A Cardinals institution whose defensive versatility and fundamental genius earned him the lasting nickname 'the Secret Weapon'.
José Oquendo pitched in an MLB emergency with a deceptive sidearm delivery, one of many positions he mastered as a St. Louis Cardinals utility man in the 1980s and 90s. For 18 seasons as the Cardinals' third-base coach, his stoic, precise signals connected the Whitey Herzog era to modern playoff runs. The soft-spoken Puerto Rican became the organization's institutional memory, teaching fundamentals of defensive crispness and smart baserunning — the Cardinal Way — on backfields and in clubhouses.
1946–1964
The largest generation in history at the time. Shaped by postwar prosperity, the Vietnam War, the sexual revolution, and Watergate. They questioned every institution their parents built — then ran them.

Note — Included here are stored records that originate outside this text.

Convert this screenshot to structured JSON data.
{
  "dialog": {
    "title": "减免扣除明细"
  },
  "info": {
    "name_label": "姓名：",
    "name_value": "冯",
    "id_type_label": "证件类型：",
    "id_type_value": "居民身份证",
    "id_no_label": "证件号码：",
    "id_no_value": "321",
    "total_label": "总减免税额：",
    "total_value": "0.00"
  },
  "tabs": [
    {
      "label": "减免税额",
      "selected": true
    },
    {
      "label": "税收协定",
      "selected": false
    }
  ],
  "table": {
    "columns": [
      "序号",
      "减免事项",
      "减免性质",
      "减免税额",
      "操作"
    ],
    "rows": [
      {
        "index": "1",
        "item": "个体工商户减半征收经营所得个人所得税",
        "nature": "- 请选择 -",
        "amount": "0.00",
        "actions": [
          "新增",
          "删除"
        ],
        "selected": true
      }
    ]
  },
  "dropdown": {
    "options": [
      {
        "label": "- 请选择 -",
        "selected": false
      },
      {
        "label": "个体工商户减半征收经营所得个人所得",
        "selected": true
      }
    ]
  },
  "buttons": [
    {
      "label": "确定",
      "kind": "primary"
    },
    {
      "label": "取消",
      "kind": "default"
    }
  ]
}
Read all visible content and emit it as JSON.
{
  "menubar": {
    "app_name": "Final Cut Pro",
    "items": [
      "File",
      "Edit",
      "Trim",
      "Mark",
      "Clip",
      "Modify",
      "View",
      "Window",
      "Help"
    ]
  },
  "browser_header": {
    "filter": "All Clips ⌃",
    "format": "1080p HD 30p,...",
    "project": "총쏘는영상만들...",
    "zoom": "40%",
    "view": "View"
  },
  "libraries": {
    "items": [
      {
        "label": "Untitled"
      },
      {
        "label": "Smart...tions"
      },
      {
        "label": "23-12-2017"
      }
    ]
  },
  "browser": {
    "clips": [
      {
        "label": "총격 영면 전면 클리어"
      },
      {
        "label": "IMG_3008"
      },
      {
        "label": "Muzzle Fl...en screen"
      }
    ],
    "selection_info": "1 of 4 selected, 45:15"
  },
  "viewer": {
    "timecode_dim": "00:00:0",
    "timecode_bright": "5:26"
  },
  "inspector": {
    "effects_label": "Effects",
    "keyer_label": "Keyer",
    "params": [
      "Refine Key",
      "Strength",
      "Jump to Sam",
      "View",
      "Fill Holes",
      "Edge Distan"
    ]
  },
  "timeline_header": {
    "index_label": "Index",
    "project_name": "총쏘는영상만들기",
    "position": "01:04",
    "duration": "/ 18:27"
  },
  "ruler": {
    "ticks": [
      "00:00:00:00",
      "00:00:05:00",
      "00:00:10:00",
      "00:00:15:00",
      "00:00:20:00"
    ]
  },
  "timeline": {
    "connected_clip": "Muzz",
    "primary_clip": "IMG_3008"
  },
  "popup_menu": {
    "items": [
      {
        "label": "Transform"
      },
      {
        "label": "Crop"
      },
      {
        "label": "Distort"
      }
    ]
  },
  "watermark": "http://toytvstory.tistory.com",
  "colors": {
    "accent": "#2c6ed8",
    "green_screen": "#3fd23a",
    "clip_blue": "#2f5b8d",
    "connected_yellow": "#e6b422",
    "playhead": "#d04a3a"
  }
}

José was born in 1963, placing them squarely in the Baby Boomers. The events that shaped this generation — postwar prosperity, civil rights, Vietnam, and the counterculture — shaped the world they entered and the choices available to them.
The biggest hits of 1963
#1 Movie
Cleopatra
Best Picture
Tom Jones
#1 TV Show
Beverly Hillbillies
The world at every milestone
JFK assassinated in Dallas; Martin Luther King's 'I Have a Dream' speech
Martin Luther King Jr. and Robert Kennedy assassinated
Apple Computer founded; US bicentennial
Iran hostage crisis begins; Three Mile Island accident
MTV launches; first Space Shuttle flight; AIDS identified
Apple Macintosh introduced
European Union officially established
US invades Iraq; Human Genome Project completed
Edward Snowden reveals NSA surveillance programs
ChatGPT goes mainstream; Israel-Hamas war begins
He earned his nickname 'the Secret Weapon' from Cardinals manager Whitey Herzog for his ability to play anywhere effectively.
Oquendo once played an entire inning at all nine defensive positions in a spring training game.
As an emergency pitcher in 1988, he threw 3.1 scoreless innings against the Atlanta Braves.
He was known for having one of the strongest infield arms in baseball during his playing days.